(Big, EUA, 1988)

Comédia
Direção: Penny Marshall
Elenco: Tom Hanks, David Moscow, Elizabeth Perkins, Robert Loggia, John Heard, Jon Lovitz, Mercedes Ruehl
Roteiro: Gary Ross, Anne Spielberg
Duração: 104 min.
Nota: 7 ★★★★★★★☆☆☆

Em um momento bem nostálgico, resolvi que assistiria novamente ao clássico dos anos 80 Quero Ser Grande. Quando vi pela primeira vez, achei o filme o máximo. Cheguei até a rever outras vezes e sempre gostando muito. A idade foi chegando, eu virei mãe de família (três anos após o lançamento do filme e com apenas 17 anos de idade) e acabei só com uma vaga lembrança de que ele existia. Agora, que minha filha está enorme, o Telecine Cult reexibiu e, como não estava fazendo nada, assisti.

Josh é um adolescente típico que conversa com o melhor amigo por um walk talk, adora joguinhos de computador, anda sempre de casaco e é apaixonado por uma menina da mesma idade mas muito mais alta e que, para piorar, está namorando um menino bem mais velho e que já tem carro. Uma noite, querendo impressionar a tal menina, Josh resolve encarar o brinquedo mais assustador de um parque de diversões que está em sua cidade, mas é barrado na entrada porque não tem a altura mínima exigida.

Arrasado por não poder andar no brinquedo e nem ter chances com a menina, ele resolve fazer um pedido à máquina mais estranha do parque. O pedido, como era de se esperar, é o de ser grande. Solicitação atendida, Josh vira adulto da noite para o dia.

O filme é cheio de momentos muito engraçados. O roteiro é a estréia no cinema de Gary Ross, que posteriormente escreveria o bom A Vida em Preto e Branco, e da irmã de Steven Spielber, Anne, que nunca mais escreveu nada.
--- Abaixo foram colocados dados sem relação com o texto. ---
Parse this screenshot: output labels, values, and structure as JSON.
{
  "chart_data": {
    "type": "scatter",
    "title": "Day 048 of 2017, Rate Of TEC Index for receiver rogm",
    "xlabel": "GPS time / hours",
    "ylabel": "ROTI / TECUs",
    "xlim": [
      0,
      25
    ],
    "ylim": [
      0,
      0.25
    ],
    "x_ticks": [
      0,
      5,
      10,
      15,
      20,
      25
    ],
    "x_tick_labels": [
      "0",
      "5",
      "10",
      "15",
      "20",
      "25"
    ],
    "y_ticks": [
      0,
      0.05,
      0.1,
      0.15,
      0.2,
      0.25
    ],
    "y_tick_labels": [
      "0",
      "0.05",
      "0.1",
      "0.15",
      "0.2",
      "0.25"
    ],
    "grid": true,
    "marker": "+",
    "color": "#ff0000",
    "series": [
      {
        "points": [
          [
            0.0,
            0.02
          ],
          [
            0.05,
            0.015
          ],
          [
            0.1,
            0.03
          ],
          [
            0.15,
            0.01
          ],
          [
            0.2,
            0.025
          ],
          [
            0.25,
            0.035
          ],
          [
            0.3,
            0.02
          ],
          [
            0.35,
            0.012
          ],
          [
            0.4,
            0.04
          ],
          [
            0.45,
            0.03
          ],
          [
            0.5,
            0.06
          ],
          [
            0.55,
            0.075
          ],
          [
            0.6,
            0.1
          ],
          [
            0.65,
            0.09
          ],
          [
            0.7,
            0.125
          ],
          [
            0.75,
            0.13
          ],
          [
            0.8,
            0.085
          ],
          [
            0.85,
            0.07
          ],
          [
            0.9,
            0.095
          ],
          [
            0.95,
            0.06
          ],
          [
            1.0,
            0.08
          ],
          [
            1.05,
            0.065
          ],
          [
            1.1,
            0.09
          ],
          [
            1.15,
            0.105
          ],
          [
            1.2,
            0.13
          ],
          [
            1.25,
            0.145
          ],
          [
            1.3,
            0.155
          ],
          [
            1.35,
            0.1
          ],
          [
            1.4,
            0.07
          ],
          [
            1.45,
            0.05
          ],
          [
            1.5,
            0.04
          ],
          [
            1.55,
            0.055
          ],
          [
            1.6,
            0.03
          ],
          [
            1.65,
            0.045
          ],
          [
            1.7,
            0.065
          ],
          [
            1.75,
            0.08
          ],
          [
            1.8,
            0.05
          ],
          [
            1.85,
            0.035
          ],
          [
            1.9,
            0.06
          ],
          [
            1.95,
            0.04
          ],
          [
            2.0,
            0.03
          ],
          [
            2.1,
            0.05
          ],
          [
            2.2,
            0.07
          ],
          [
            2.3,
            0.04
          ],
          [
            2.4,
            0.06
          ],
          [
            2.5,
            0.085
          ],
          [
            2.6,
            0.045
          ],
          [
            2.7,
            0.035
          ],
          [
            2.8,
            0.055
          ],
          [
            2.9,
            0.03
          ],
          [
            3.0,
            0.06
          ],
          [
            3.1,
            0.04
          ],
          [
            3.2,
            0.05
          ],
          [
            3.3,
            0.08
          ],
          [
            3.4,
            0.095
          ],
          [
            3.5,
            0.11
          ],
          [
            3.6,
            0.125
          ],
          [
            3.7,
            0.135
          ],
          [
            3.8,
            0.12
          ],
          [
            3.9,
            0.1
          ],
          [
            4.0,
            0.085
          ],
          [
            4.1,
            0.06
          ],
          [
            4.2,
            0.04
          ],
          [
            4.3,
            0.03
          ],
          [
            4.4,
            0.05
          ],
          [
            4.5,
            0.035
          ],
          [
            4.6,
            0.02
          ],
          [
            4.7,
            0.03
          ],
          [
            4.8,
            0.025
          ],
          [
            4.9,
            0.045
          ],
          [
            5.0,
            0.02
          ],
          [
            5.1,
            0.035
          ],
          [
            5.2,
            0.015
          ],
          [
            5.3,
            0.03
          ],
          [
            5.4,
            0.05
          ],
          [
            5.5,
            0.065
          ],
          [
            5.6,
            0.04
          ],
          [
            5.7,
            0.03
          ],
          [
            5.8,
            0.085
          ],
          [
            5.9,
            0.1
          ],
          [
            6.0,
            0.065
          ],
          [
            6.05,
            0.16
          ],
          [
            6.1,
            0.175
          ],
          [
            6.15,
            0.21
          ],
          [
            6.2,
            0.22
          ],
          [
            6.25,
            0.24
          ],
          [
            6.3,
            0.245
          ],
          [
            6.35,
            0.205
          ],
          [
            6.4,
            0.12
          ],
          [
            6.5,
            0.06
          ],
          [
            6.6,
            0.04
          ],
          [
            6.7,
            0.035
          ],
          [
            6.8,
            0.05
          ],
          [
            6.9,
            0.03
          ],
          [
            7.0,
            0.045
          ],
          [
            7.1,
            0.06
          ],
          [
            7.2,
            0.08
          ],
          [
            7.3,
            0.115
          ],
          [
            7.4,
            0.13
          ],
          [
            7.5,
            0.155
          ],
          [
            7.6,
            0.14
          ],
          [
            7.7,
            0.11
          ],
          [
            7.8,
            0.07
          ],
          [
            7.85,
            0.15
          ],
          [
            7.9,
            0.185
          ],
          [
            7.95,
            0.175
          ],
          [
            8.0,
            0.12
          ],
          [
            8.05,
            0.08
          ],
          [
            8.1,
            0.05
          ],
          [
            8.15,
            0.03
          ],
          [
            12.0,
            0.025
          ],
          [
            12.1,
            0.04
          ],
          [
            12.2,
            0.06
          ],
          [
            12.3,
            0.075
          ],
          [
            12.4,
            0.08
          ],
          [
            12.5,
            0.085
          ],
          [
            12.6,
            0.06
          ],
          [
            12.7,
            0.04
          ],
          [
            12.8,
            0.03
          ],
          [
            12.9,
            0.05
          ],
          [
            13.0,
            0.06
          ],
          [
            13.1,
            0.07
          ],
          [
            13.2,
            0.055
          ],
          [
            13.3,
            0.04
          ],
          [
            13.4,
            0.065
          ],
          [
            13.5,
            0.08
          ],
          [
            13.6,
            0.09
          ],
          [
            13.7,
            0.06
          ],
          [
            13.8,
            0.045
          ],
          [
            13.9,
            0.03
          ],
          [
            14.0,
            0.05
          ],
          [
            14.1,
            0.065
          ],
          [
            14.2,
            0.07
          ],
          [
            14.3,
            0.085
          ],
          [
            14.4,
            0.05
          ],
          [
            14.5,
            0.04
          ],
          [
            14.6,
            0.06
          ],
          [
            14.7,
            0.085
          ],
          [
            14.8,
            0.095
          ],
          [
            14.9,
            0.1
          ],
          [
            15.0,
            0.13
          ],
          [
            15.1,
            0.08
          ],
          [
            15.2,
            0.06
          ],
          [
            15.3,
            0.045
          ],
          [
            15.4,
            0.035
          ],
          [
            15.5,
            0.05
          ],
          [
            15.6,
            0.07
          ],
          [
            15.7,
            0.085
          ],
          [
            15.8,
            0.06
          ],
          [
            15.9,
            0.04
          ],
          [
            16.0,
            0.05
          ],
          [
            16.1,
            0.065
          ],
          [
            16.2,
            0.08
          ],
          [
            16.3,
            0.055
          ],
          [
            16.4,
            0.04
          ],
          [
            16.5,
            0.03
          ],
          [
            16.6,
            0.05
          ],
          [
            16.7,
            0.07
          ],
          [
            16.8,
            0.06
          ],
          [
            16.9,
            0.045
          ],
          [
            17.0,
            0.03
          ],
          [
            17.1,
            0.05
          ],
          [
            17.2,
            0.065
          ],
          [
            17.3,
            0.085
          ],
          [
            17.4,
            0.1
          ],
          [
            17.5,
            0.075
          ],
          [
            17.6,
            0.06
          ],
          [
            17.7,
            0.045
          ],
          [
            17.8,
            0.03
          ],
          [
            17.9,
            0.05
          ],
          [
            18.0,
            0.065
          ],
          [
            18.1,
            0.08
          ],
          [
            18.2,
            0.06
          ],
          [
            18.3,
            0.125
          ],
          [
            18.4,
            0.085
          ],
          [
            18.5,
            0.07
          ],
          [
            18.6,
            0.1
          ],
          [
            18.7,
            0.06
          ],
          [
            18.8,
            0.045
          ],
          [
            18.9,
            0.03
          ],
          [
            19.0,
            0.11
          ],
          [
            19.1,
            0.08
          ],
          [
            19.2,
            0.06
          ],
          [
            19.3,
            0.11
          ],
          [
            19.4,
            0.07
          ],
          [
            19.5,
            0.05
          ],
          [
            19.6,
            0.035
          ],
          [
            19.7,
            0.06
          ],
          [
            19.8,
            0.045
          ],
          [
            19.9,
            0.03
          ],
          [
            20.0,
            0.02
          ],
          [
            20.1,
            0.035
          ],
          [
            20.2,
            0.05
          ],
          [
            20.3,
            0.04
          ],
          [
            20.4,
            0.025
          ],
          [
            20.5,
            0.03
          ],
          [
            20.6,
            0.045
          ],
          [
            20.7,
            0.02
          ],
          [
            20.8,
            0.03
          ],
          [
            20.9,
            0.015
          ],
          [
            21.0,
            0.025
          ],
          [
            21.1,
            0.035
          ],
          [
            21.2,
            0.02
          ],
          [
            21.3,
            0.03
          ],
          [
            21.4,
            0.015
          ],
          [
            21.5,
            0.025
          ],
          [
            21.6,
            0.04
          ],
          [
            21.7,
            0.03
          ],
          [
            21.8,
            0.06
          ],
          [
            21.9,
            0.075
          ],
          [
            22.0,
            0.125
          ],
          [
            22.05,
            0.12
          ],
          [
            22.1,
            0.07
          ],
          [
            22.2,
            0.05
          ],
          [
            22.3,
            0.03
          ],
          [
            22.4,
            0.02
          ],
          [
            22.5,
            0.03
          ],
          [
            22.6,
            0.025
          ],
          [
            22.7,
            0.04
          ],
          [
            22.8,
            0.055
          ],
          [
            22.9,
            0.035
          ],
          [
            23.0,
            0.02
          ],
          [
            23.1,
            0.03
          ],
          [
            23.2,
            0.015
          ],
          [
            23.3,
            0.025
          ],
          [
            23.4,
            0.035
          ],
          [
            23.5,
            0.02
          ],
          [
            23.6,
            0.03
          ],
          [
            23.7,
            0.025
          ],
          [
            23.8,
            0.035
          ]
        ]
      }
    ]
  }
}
Tom Hanks, que costuma ser apenas bom para mim, está excelente como o adulto/criança que de repente tem que encarar um mundo que ele sequer sabia que existia, com toda a sua crueldade, competição e relações sempre complicadas.

O filme acaba nos mostrando como é que sempre matamos a criança que fomos para entrar em uma vida que não nos traz quase nenhuma satisfação dos desejos mais básico. Aqueles aos quais as crianças costumam dar tanto valor. E esse é o seu ponto mais forte.

No mais, é um programa sempre agradável e muito divertido. Também é muito interessante para lembrarmos de algumas modas dos anos 80 (cada roupa ridícula e cabelos horrorosos) e para vermos como as coisas evoluiram de lá até aqui. Os computadores, com seus molengas disquetes de 5 1/4″ e enormes, tinham uma tela verde e preta e seus joguinhos com gráficos bem básicos, não existem há muitos anos e muitas pessoas que hoje não vivem sem a internet, nunca tiveram a oportunidade de conhecer.

É claro que é um filme bobinho, mas marcou uma época e tem uma mensagem legal. Para saudosistas de plantão, admiradores de Hanks e dos anos 80 e para aqueles que gostaram de De Repente 30 saberem de onde saiu a idéia.

Um Grande Momento
Apesar da mais famosa ser a cena do piano, eu prefiro quando Josh passa a noite no hotel-espelunca.